Geothermal power could satisfy nearly double the predicted electricity demand of Central American countries through 2020, International Renewable Energy Agency (IRENA) said on Monday.
However, IRENA argues that several barriers, including the lack of adequate policies and regulations for the use and development of geothermal resources, hampers its expansion in the region.
Central American countries can unlock 20 times the currently installed geothermal capacity by adopting the necessary policy and regulatory frameworks to support its deployment, the agency underlined.
To assist Central America in increasing its share of geothermal energy, IRENA, under the Global Geothermal Alliance, a multi-stakeholder initiative aiming to increase the share of global geothermal energy, started implementing a regional capacity building program.
The program supports the development of capabilities of various stakeholders along the geothermal value chain in Central American countries.
The region’s leading countries with the highest geothermal capacity are Costa Rica with 207 megawatts (MW), El Salvador with 204 MW and Nicaragua with 55 MW, IRENA said.
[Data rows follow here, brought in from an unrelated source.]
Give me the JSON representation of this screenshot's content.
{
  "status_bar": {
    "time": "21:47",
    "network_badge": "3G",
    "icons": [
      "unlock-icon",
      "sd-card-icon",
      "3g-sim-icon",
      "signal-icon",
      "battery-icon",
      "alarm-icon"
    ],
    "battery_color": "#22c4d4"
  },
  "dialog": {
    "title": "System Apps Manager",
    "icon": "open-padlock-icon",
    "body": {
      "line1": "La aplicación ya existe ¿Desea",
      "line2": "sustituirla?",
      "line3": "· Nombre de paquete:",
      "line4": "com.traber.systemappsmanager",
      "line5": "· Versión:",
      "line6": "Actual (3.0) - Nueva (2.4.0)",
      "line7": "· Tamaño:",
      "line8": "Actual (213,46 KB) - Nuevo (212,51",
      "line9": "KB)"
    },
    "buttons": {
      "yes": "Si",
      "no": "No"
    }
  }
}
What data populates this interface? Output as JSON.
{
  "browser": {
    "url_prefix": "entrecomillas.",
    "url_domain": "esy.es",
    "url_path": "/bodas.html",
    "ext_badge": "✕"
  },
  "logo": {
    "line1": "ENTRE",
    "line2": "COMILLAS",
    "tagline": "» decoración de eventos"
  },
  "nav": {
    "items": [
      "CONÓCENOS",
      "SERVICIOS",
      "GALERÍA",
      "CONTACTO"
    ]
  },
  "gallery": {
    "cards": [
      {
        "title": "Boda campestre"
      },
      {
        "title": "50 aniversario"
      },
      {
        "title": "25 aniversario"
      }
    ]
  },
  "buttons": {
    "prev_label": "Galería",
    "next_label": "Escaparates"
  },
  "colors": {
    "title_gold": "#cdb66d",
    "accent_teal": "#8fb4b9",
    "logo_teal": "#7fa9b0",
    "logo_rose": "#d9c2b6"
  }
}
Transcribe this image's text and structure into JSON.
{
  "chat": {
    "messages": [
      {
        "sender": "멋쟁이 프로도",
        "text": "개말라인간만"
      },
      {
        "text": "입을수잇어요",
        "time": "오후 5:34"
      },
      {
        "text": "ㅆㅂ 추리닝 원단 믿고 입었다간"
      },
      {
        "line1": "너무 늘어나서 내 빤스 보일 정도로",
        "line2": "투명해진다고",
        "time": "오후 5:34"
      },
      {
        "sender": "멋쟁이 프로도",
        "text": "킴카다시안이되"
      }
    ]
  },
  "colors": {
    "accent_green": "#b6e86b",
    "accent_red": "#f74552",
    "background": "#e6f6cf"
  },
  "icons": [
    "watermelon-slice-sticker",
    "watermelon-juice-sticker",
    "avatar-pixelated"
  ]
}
"Central America holds some of the world’s most promising geothermal resources, that if utilized can help the region secure and deliver inexpensive electricity while stimulating low-carbon economic growth," said Gurbuz Gonul, acting director of country, support and partnerships at IRENA.
"Geothermal energy has proven to provide stable and affordable electricity, and offers flexibility through the direct use of geothermal heat in domestic, commercial and industrial sectors," Gonul added.